Les tensions s'enveniment : l'Iran frappe le centre énergétique du Qatar, Trump menace le champ de gaz de South Pars
QatarEnergy a annoncé mercredi que des "dégâts importants" ont été causés par des attaques de missiles iraniens visant la ville industrielle de Ras Laffan, le principal centre des opérations de gaz naturel liquéfié du pays. Parallèlement, les Émirats Arabes Unis ont suspendu les opérations dans leurs installations gazières après avoir intercepté des missiles tôt jeudi matin.
Les attaques, qui ont suscité une réponse furieuse du président américain Donald Trump, sont survenues quelques heures après que l'Iran a émis des avertissements d'évacuation pour plusieurs installations pétrolières en Arabie saoudite, aux Émirats et au Qatar, à la suite d'attaques sur les infrastructures énergétiques du champ de South Pars et de la raffinerie d'Asaluyeh.

QatarEnergy, le deuxième exportateur mondial de gaz naturel liquéfié, a déclaré dans un communiqué : "Des équipes d'intervention d'urgence ont été immédiatement déployées pour contenir les incendies causés par l'attaque, qui ont entraîné des dégâts importants, mais aucun décès n'a été enregistré." Le ministère de l'Intérieur a annoncé jeudi matin que tous les incendies avaient été éteints.
Ras Laffan, situé à 80 kilomètres au nord de Doha, est un centre vital pour le secteur énergétique et accueille de nombreuses entreprises internationales, dont Shell, le plus grand commerçant de GNL au monde.
Un porte-parole de Shell a déclaré : "Nous évaluons actuellement tout impact potentiel sur les actifs opérés ou utilisés par Shell dans la ville industrielle de Ras Laffan et nous fournirons plus d'informations en temps voulu."
Le géant de l'énergie détient une participation de 30 % dans une installation de GNL avec une capacité de production annuelle de 7,8 millions de tonnes, en plus d'investissements dans des installations opérationnelles de GNL à Ras Laffan. Il possède également 100 % de l'usine Pearl Gas-to-Liquids du hub, capable de traiter 1,6 milliard de pieds cubes de gaz par jour.
QatarEnergy a signalé que l'usine Pearl a subi des dégâts importants. Elle a ajouté que plusieurs installations de GNL ont été visées par des attaques de missiles tôt jeudi matin, provoquant de grands incendies et des dégâts supplémentaires.

Trump menace de riposter
Le Qatar produit 77 millions de tonnes de gaz naturel liquéfié par an, ce qui en fait le deuxième exportateur mondial de ce combustible, utilisé pour la production d'électricité et diverses industries dans le monde. La raffinerie de Laffan traite principalement des condensats pour produire des produits raffinés, notamment du carburéacteur.
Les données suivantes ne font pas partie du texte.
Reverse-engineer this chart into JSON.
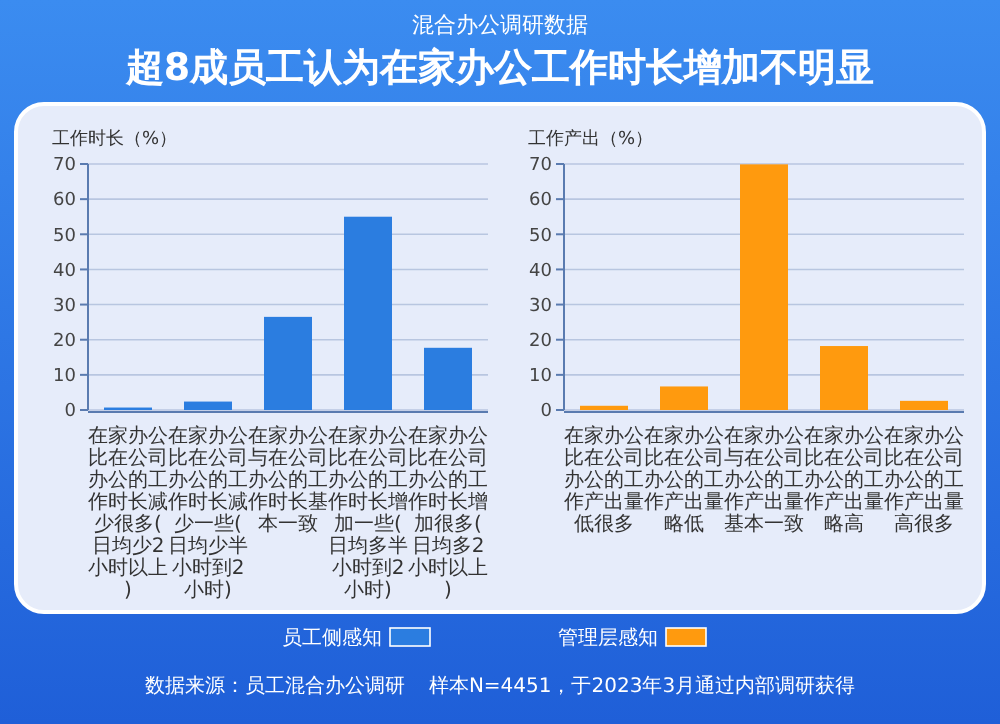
{
  "chart_data": [
    {
      "type": "bar",
      "subtitle": "混合办公调研数据",
      "title": "超8成员工认为在家办公工作时长增加不明显",
      "ylabel": "工作时长（%）",
      "categories": [
        "在家办公比在公司办公的工作时长减少很多(日均少2小时以上)",
        "在家办公比在公司办公的工作时长减少一些(日均少半小时到2小时)",
        "在家办公与在公司办公的工作时长基本一致",
        "在家办公比在公司办公的工作时长增加一些(日均多半小时到2小时)",
        "在家办公比在公司办公的工作时长增加很多(日均多2小时以上)"
      ],
      "series": [
        {
          "name": "员工侧感知",
          "color": "#2b7de0",
          "values": [
            0.7,
            2.4,
            26.5,
            55,
            17.7
          ]
        }
      ],
      "ylim": [
        0,
        70
      ],
      "yticks": [
        0,
        10,
        20,
        30,
        40,
        50,
        60,
        70
      ],
      "grid": "y",
      "legend": "bottom"
    },
    {
      "type": "bar",
      "ylabel": "工作产出（%）",
      "categories": [
        "在家办公比在公司办公的工作产出量低很多",
        "在家办公比在公司办公的工作产出量略低",
        "在家办公与在公司办公的工作产出量基本一致",
        "在家办公比在公司办公的工作产出量略高",
        "在家办公比在公司办公的工作产出量高很多"
      ],
      "series": [
        {
          "name": "管理层感知",
          "color": "#ff9a0e",
          "values": [
            1.2,
            6.7,
            69.9,
            18.2,
            2.6
          ]
        }
      ],
      "ylim": [
        0,
        70
      ],
      "yticks": [
        0,
        10,
        20,
        30,
        40,
        50,
        60,
        70
      ],
      "grid": "y",
      "legend": "bottom",
      "annotations": [
        "数据来源：员工混合办公调研",
        "样本N=4451，于2023年3月通过内部调研获得"
      ]
    }
  ]
}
Dans un communiqué sur les réseaux sociaux, Trump a averti l'Iran de ne plus attaquer les installations de GNL du Qatar et a menacé de détruire l'ensemble du gisement de gaz de South Pars s'il le faisait. Il a également affirmé qu'Israël avait attaqué le champ sans en informer le Qatar ni les États-Unis.
Le ministère des Affaires étrangères du Qatar a ordonné aux attachés de sécurité et militaires iraniens de quitter le pays dans les 24 heures, les déclarant persona non grata. Dans un communiqué, le ministère a condamné l'attaque contre Ras Laffan, la qualifiant de "menace directe" pour la sécurité nationale du Qatar et a accusé l'Iran d'adopter une approche "irresponsable".
Suspension des opérations gazières aux Émirats
Les autorités des Émirats ont signalé avoir géré deux incidents causés par des débris de missiles après l'interception réussie de missiles visant les installations gazières de Habshan et le champ de Bab.
Le Bureau des médias d'Abu Dhabi a annoncé la suspension des opérations dans les installations gazières, sans qu'aucune blessure ne soit signalée.
Le complexe de Habshan, exploité par le géant pétrolier public ADNOC, est l'une des plus grandes installations de traitement de gaz au monde, comprenant cinq usines avec une capacité totale de 6,1 milliards de pieds cubes par jour, selon ADNOC.
Witkoff organise un appel entre Trump et l'Émir du Qatar
Un rapport d'Axios a révélé que l'envoyé américain Steve Witkoff travaille à organiser un appel entre le président américain Donald Trump et l'émir du Qatar, Sheikh Tamim bin Hamad, suite aux frappes iraniennes sur une installation gazière au Qatar.